A bill that would increase the weight of trucks on some of the state's roads has passed both houses of the Idaho Legislature and is headed to the governor's desk.

HB395 would allow multiple trailer trucks with overweight permits to weigh up to 129,000 pounds. The current restriction is 105,500 pounds. The trucks would only be allowed on specified highways in the state.

The bill, which was introduced March 31, passed the House 49-15 on April 4 and passed the Senate 20-15 on April 11.

OOIDA, which opposes the measure, says it will put truckers out of work, cause further damage to the state's roads, hurt Idaho's already struggling economy and potentially create hazards for all motorists who use the state's smaller two-lane highways. Board member Bill Rode has testified against the bill and similar measures several times.

“In the past, everyone has blamed the potholes and brakes in the road on the trucks that weigh 80,000 pounds,” Rode testified. “What will 129,000 pounds do to the roads?”

Bill sponsor Rep.

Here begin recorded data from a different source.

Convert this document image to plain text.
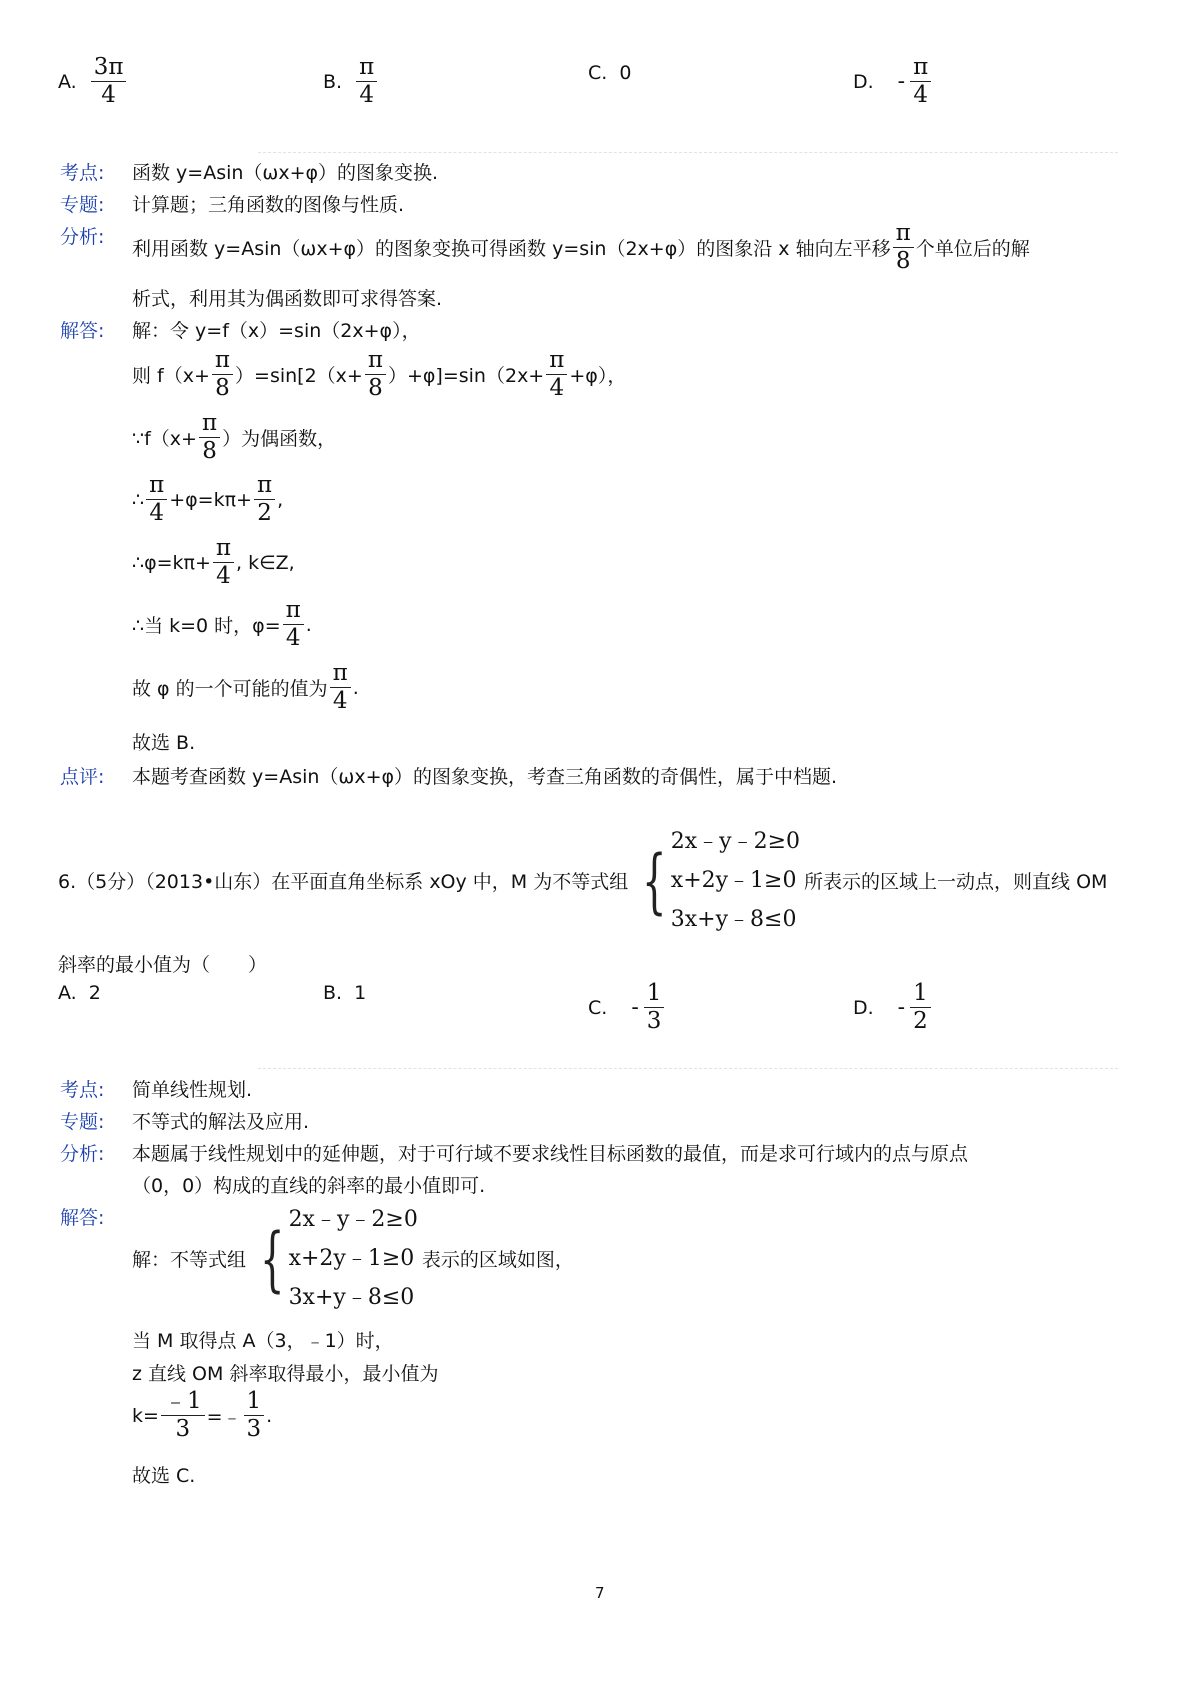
A. $\frac{3\pi}{4}$	B. $\frac{\pi}{4}$	C. 0	D. - $\frac{\pi}{4}$
考点: 函数 y=Asin（ωx+φ）的图象变换.
专题: 计算题；三角函数的图像与性质.
分析:
利用函数 y=Asin（ωx+φ）的图象变换可得函数 y=sin（2x+φ）的图象沿 x 轴向左平移 $\frac{\pi}{8}$ 个单位后的解
析式，利用其为偶函数即可求得答案.
解答: 解：令 y=f（x）=sin（2x+φ），
则 $f(x+ \frac{\pi}{8} )=\sin[2(x+ \frac{\pi}{8} )+\varphi]=\sin(2x+ \frac{\pi}{4} +\varphi)$，
∵f（x+ $\frac{\pi}{8}$ ）为偶函数，
∴ $\frac{\pi}{4} +\varphi=k\pi+ \frac{\pi}{2}$ ,
∴φ=kπ+ $\frac{\pi}{4}$ , k∈Z,
∴当 k=0 时，$\varphi= \frac{\pi}{4}$ .
故 φ 的一个可能的值为 $\frac{\pi}{4}$ .
故选 B.
点评: 本题考查函数 y=Asin（ωx+φ）的图象变换，考查三角函数的奇偶性，属于中档题.
6.（5分）（2013•山东）在平面直角坐标系 xOy 中，M 为不等式组 { 2x﹣y﹣2≥0
x+2y﹣1≥0
3x+y﹣8≤0
所表示的区域上一动点，则直线 OM
斜率的最小值为（　　）
A. 2	B. 1
C. - $\frac{1}{3}$	D. - $\frac{1}{2}$
考点: 简单线性规划.
专题: 不等式的解法及应用.
分析: 本题属于线性规划中的延伸题，对于可行域不要求线性目标函数的最值，而是求可行域内的点与原点
（0，0）构成的直线的斜率的最小值即可.
解答:
解：不等式组 { 2x﹣y﹣2≥0
x+2y﹣1≥0
3x+y﹣8≤0
表示的区域如图，
当 M 取得点 A（3，﹣1）时，
z 直线 OM 斜率取得最小，最小值为
$k= \frac{﹣1}{3}$ =﹣ $\frac{1}{3}$ .
故选 C.
7
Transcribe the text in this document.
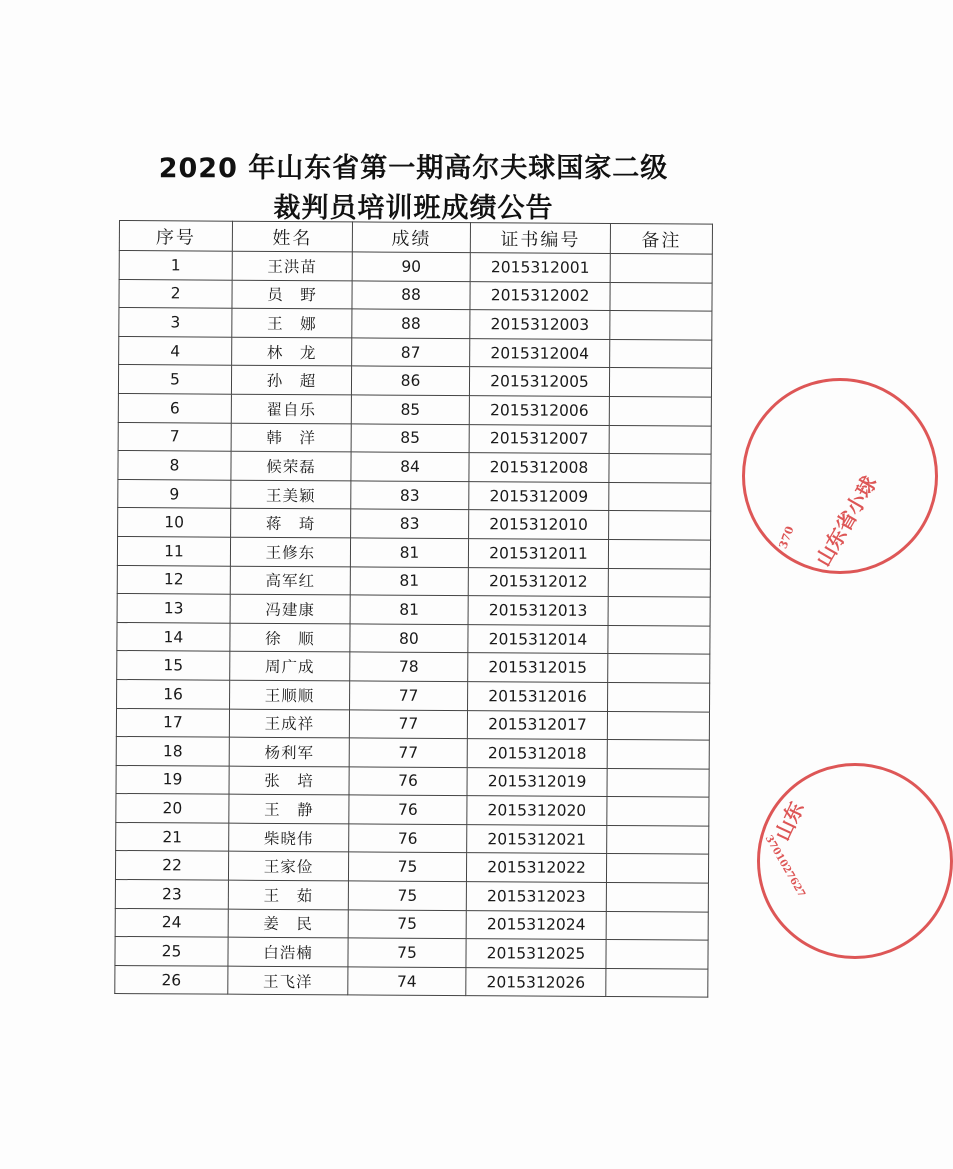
2020 年山东省第一期高尔夫球国家二级
裁判员培训班成绩公告
序号	姓名	成绩	证书编号	备注
1	王洪苗	90	2015312001	
2	员　野	88	2015312002	
3	王　娜	88	2015312003	
4	林　龙	87	2015312004	
5	孙　超	86	2015312005	
6	翟自乐	85	2015312006	
7	韩　洋	85	2015312007	
8	候荣磊	84	2015312008	
9	王美颖	83	2015312009	
10	蒋　琦	83	2015312010	
11	王修东	81	2015312011	
12	高军红	81	2015312012	
13	冯建康	81	2015312013	
14	徐　顺	80	2015312014	
15	周广成	78	2015312015	
16	王顺顺	77	2015312016	
17	王成祥	77	2015312017	
18	杨利军	77	2015312018	
19	张　培	76	2015312019	
20	王　静	76	2015312020	
21	柴晓伟	76	2015312021	
22	王家俭	75	2015312022	
23	王　茹	75	2015312023	
24	姜　民	75	2015312024	
25	白浩楠	75	2015312025	
26	王飞洋	74	2015312026	
山东省小球
370
山东
3701027627
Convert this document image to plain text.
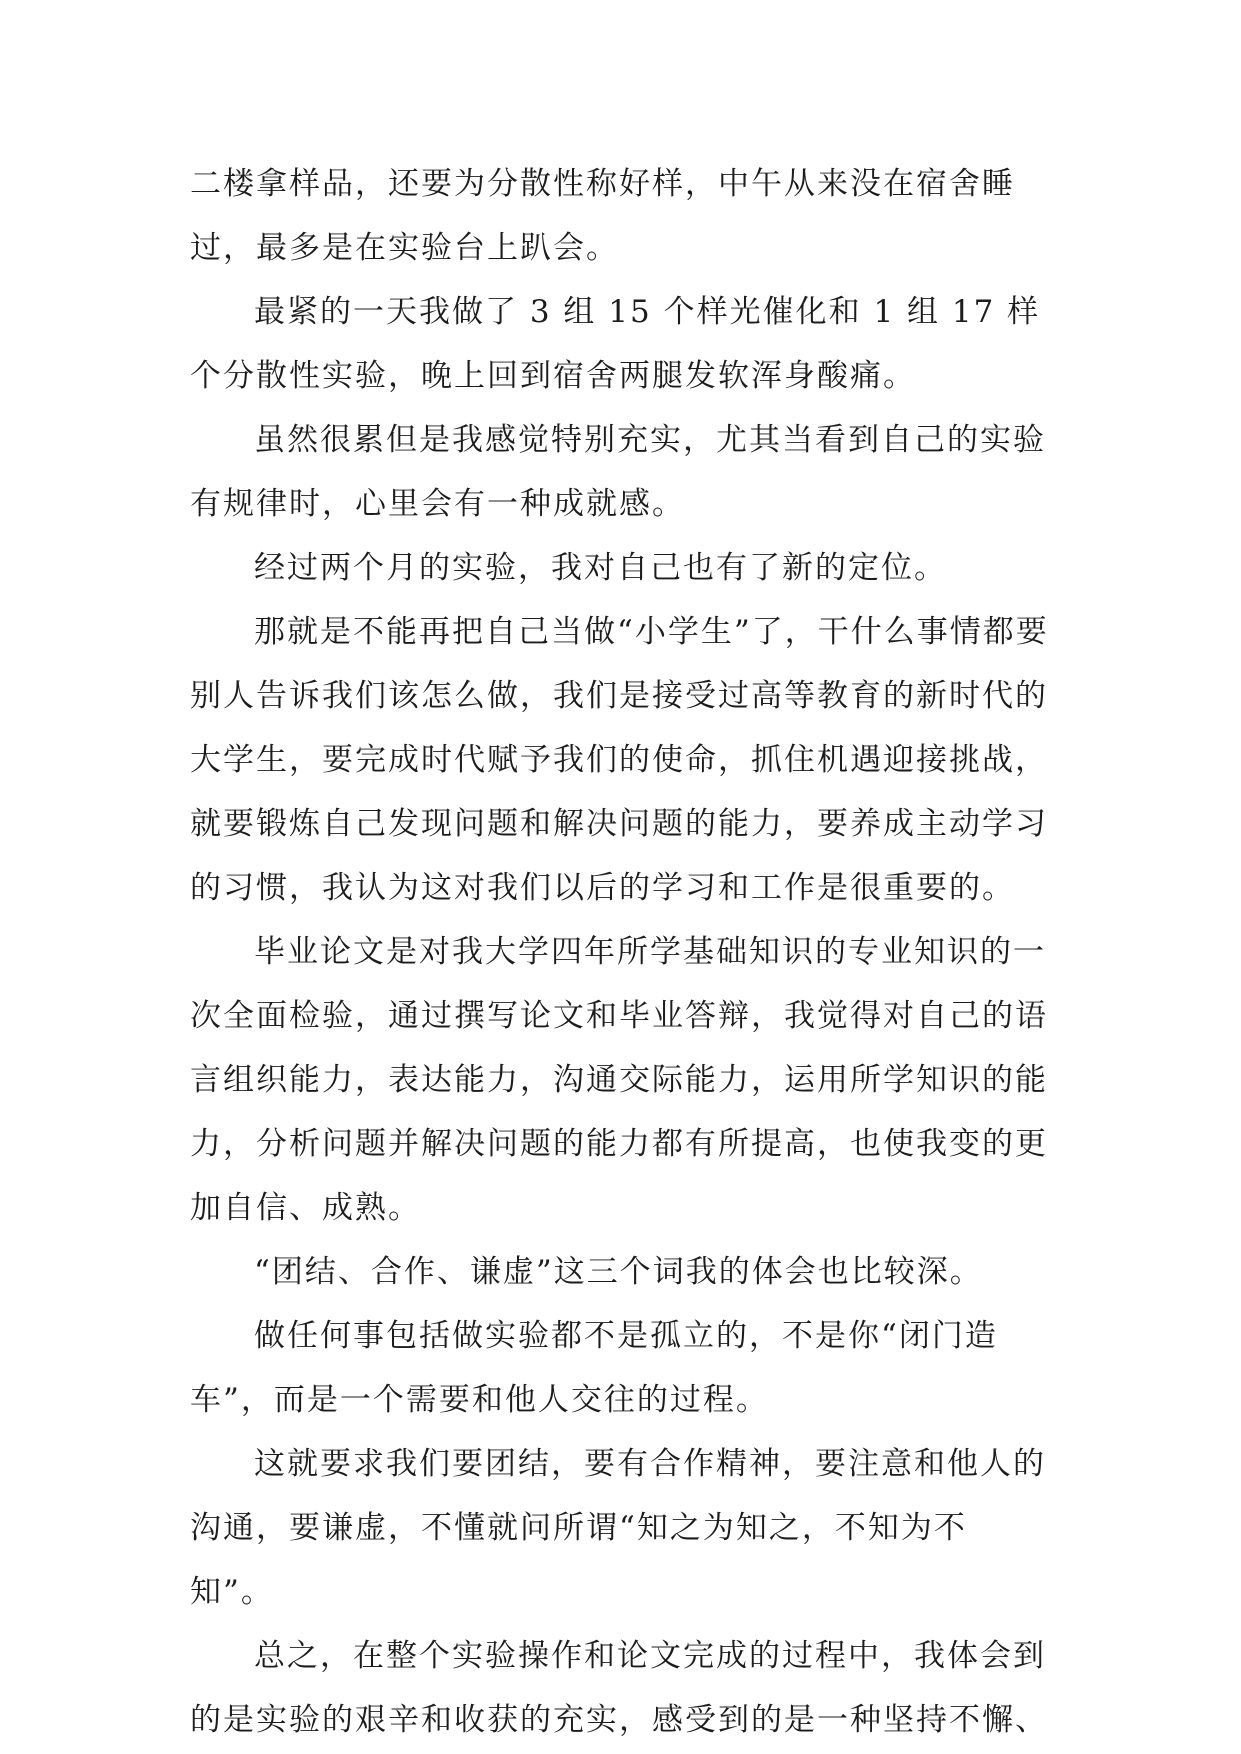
二楼拿样品，还要为分散性称好样，中午从来没在宿舍睡过，最多是在实验台上趴会。

最紧的一天我做了 3 组 15 个样光催化和 1 组 17 样个分散性实验，晚上回到宿舍两腿发软浑身酸痛。

虽然很累但是我感觉特别充实，尤其当看到自己的实验有规律时，心里会有一种成就感。

经过两个月的实验，我对自己也有了新的定位。

那就是不能再把自己当做“小学生”了，干什么事情都要别人告诉我们该怎么做，我们是接受过高等教育的新时代的大学生，要完成时代赋予我们的使命，抓住机遇迎接挑战，就要锻炼自己发现问题和解决问题的能力，要养成主动学习的习惯，我认为这对我们以后的学习和工作是很重要的。

毕业论文是对我大学四年所学基础知识的专业知识的一次全面检验，通过撰写论文和毕业答辩，我觉得对自己的语言组织能力，表达能力，沟通交际能力，运用所学知识的能力，分析问题并解决问题的能力都有所提高，也使我变的更加自信、成熟。

“团结、合作、谦虚”这三个词我的体会也比较深。

做任何事包括做实验都不是孤立的，不是你“闭门造车”，而是一个需要和他人交往的过程。

这就要求我们要团结，要有合作精神，要注意和他人的沟通，要谦虚，不懂就问所谓“知之为知之，不知为不知”。

总之，在整个实验操作和论文完成的过程中，我体会到的是实验的艰辛和收获的充实，感受到的是一种坚持不懈、
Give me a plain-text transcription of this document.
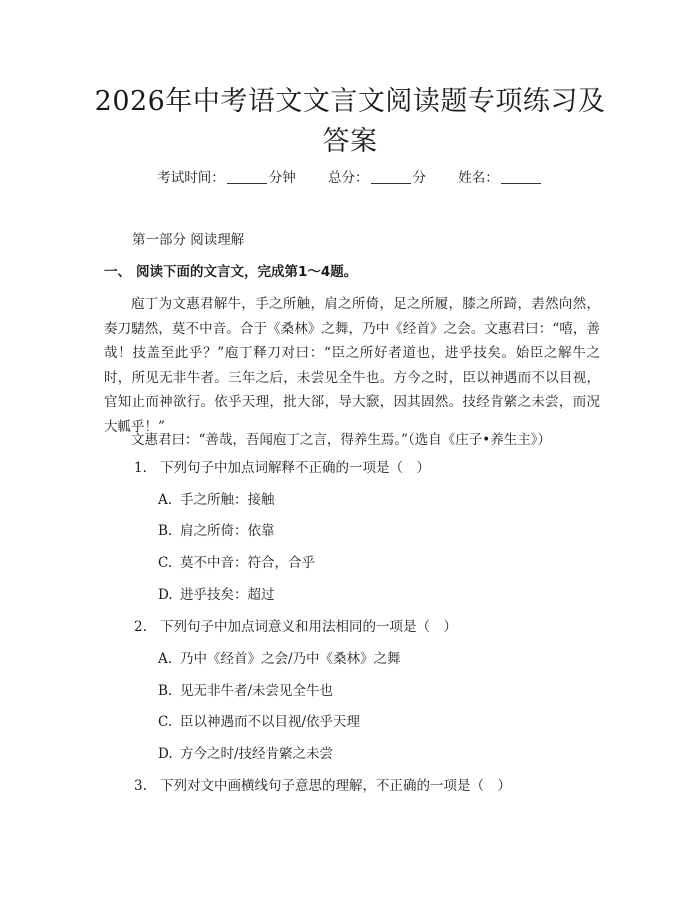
2026年中考语文文言文阅读题专项练习及答案
考试时间：	分钟 总分：	分 姓名：
第一部分 阅读理解
一、 阅读下面的文言文，完成第1～4题。

庖丁为文惠君解牛，手之所触，肩之所倚，足之所履，膝之所踦，砉然向然，奏刀騞然，莫不中音。合于《桑林》之舞，乃中《经首》之会。文惠君曰：“嘻，善哉！技盖至此乎？”庖丁释刀对曰：“臣之所好者道也，进乎技矣。始臣之解牛之时，所见无非牛者。三年之后，未尝见全牛也。方今之时，臣以神遇而不以目视，官知止而神欲行。依乎天理，批大郤，导大窾，因其固然。技经肯綮之未尝，而况大軱乎！”

文惠君曰：“善哉，吾闻庖丁之言，得养生焉。”（选自《庄子•养生主》）

1. 下列句子中加点词解释不正确的一项是（　）
A. 手之所触：接触
B. 肩之所倚：依靠
C. 莫不中音：符合，合乎
D. 进乎技矣：超过
2. 下列句子中加点词意义和用法相同的一项是（　）
A. 乃中《经首》之会/乃中《桑林》之舞
B. 见无非牛者/未尝见全牛也
C. 臣以神遇而不以目视/依乎天理
D. 方今之时/技经肯綮之未尝
3. 下列对文中画横线句子意思的理解，不正确的一项是（　）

JoAn Wood, R-Rigby, said the measure was requested by “commodity interests,” identified by the Idaho Statesman as sugar beet, potato, wheat and grain, milk and phosphate industries.

Rode identified some of the companies involved: Amalgamated Sugar; Idaho Milk Producers; Idaho Hay Growers Association; Idaho Grain Growers Association; and Boise Cascade.

“The association strongly opposes any change in the size and weight of commercial trucks as the larger and heavier vehicles are more challenging to operate and the extra risks seem to compromise safety,” Rode said.